My first tip is to start small. So small actually that it really is impossible to say ‘No.’ Whenever I’d fall off of my routine and I needed to get back into the groove of things it was always so difficult to convince myself to go run or go to the gym or go load up my weights and try to complete a 45 minute workout. It was damn near impossible to really convince myself to do those things. But, when I started small, and I mean really small. I could build success day after day.
A good example of this is starting with 1 pushup, 1 sit up, and 1 squat. It takes a total of 30 seconds to do it and if you do it. You’ve suddenly become 1% better. In those 30 seconds it took you to complete that routine, you’ve become 1% better. Better than you were yesterday. I use this trick anytime I fall out of my routine. No matter if I know I can do more, I start small. It all comes down to Little Victories.
My second tip is to do it every day. Consistency is key. We’ve all heard that exercise is important and we should try to get ‘x’ amount of time in for ‘y’ amount of days every week. That’s fine and all but I’ve found the theory of having ‘off’ days from your workout routine tends to make it more difficult for those ‘on’ days.
If I take a day off, it feels so much harder to get back on track the next day. I find that I tend to say, “One more day” or “I’ll skip this day and then I’ll do it the next.” Now, understand that your body needs rest and fuel but you should be rotating your exercise routines every day. So maybe you do 1 pushup, 1 sit up, and 1 squat on Monday, and then on Tuesday you walk to the corner of your block and back. Then on Wednesday you decide to do 1 jumping jack. On Thursday you decide to stretch. Friday is back to 1 pushup, 1 sit up, and 1 squat.

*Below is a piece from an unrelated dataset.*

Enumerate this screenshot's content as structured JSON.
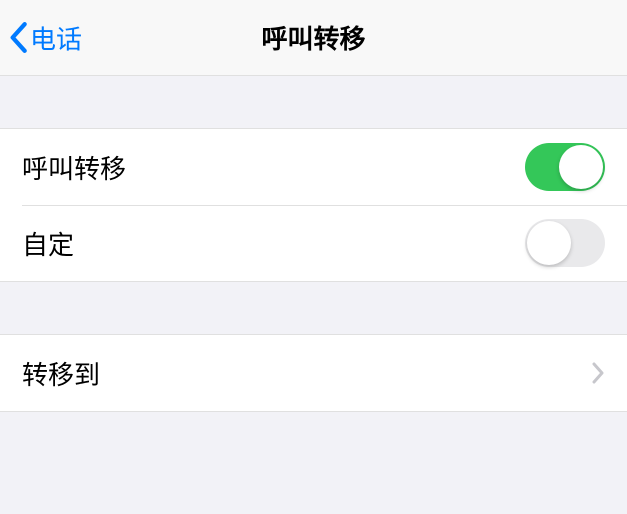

Remember, consistency is key. Your routine should not be the same every day and you should find a nice rotation in your routine. But get your exercise in everyday. Don’t fall into The Lie that you can workout for a day, a week, a month, and then stop and still stay in shape. If you’re going to get in shape or lose weight it has GOT to be consistent and a part of who you are for the rest of your life.

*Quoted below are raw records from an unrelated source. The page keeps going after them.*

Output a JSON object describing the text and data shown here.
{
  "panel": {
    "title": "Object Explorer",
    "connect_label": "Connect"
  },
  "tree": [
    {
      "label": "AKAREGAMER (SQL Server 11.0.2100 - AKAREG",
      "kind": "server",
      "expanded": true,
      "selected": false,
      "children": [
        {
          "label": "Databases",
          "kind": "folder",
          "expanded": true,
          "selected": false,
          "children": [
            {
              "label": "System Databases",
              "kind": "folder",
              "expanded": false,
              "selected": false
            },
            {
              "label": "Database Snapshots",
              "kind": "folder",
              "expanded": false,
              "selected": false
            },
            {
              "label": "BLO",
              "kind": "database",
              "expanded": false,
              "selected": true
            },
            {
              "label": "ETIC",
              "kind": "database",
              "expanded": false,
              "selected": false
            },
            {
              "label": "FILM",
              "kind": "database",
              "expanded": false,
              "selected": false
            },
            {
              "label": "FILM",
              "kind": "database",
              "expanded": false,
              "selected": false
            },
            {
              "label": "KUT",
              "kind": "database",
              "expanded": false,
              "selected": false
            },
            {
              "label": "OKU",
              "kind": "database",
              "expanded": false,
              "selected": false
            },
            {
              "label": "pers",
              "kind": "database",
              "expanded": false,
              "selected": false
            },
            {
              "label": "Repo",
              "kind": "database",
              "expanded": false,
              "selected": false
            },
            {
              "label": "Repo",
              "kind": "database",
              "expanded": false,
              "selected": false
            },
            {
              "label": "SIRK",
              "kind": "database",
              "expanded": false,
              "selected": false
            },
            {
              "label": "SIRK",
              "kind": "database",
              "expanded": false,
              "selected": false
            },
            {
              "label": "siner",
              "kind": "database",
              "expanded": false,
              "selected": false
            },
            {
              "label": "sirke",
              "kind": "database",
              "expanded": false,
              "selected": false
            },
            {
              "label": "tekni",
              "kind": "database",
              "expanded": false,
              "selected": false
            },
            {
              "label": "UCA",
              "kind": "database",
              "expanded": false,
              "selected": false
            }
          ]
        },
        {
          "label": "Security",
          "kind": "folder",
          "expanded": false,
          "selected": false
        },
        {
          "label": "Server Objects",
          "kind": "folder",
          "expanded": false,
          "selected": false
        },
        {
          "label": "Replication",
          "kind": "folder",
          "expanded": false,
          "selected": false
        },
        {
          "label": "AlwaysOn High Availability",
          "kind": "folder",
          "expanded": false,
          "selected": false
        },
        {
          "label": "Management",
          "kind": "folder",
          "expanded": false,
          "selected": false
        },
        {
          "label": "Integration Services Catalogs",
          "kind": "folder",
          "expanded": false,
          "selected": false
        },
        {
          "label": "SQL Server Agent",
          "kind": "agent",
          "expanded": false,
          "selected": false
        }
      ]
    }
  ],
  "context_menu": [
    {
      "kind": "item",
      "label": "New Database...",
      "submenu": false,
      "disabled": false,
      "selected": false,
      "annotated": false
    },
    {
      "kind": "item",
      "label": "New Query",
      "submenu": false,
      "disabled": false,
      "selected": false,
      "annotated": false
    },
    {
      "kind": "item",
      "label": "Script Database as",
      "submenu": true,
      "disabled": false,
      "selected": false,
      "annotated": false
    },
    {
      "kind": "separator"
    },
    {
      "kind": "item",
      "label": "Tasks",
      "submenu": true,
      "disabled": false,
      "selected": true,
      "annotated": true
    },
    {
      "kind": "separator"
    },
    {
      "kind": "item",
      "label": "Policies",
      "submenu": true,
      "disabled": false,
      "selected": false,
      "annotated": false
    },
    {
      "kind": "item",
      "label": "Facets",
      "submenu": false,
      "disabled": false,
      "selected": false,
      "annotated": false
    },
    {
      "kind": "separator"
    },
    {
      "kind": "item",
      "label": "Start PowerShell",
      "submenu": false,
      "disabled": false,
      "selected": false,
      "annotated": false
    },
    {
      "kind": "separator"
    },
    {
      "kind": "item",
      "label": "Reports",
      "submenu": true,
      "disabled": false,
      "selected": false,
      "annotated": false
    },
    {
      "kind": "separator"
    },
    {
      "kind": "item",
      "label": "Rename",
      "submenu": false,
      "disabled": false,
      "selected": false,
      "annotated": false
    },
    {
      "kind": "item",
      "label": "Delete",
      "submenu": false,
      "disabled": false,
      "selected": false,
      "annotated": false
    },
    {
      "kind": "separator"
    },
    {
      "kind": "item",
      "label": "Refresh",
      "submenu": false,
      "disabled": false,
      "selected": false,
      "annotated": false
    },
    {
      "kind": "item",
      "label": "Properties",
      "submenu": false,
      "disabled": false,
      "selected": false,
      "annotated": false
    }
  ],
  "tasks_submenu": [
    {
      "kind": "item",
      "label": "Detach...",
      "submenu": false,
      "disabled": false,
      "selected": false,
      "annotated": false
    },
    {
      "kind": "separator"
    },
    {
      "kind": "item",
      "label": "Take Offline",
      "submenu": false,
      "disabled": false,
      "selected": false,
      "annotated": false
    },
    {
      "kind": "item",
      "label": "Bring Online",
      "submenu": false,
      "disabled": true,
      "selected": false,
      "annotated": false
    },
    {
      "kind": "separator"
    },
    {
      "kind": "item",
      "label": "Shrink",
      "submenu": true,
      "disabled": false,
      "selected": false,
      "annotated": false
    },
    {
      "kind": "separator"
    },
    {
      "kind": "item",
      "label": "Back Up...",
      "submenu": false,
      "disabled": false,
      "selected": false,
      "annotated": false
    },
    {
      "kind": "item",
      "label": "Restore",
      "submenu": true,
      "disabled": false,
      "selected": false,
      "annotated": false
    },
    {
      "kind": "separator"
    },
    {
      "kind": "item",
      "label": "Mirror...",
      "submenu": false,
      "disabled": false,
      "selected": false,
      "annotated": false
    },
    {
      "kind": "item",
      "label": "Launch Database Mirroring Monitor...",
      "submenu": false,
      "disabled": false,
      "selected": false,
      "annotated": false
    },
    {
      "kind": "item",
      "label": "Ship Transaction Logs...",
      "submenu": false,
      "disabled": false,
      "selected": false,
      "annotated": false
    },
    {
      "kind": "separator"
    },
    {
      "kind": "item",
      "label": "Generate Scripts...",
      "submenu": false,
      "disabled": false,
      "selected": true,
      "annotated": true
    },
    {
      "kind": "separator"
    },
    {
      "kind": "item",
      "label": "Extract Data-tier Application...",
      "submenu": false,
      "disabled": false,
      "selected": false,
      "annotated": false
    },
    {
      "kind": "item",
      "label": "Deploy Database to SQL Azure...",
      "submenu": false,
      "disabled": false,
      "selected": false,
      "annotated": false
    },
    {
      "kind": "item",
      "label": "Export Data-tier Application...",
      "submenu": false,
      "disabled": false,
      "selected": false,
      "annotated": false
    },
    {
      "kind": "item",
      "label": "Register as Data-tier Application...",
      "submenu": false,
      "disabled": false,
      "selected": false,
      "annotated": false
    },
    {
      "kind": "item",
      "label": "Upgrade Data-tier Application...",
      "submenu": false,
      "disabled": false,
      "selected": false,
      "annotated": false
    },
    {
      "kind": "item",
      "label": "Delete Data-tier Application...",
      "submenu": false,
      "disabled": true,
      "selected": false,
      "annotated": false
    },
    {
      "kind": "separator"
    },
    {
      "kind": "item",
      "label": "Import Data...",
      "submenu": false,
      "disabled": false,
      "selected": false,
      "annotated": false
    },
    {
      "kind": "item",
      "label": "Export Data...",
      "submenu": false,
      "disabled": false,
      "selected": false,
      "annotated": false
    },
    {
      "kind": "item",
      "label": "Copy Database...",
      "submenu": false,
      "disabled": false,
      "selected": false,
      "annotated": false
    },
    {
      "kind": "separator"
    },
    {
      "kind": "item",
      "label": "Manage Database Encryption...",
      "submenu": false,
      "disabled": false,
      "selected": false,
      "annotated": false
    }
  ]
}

My third tip is to aim to get 1% better every workout. If last week you did 1 pushup, this week do 2. If last week you did 2 pushups, this week do 3. If last week you walked to the corner of your block, this week walk to the corner plus one more step. Every workout you should try to push more. If you don’t push more, if you don’t get your 1% better, then all that work leading up to that point was worthless. What’s the point of doing 1 pushup everyday? Don’t go into your workout with the mindset that you’re going to waste your own time. Get 1% better.
My final tip is to start today. Start right now. Read this article, put down your phone, get up and
Do 1 push up.
Do 1 sit up.
Do 1 squat.
And then you can sit back down. Tomorrow, do 1% more.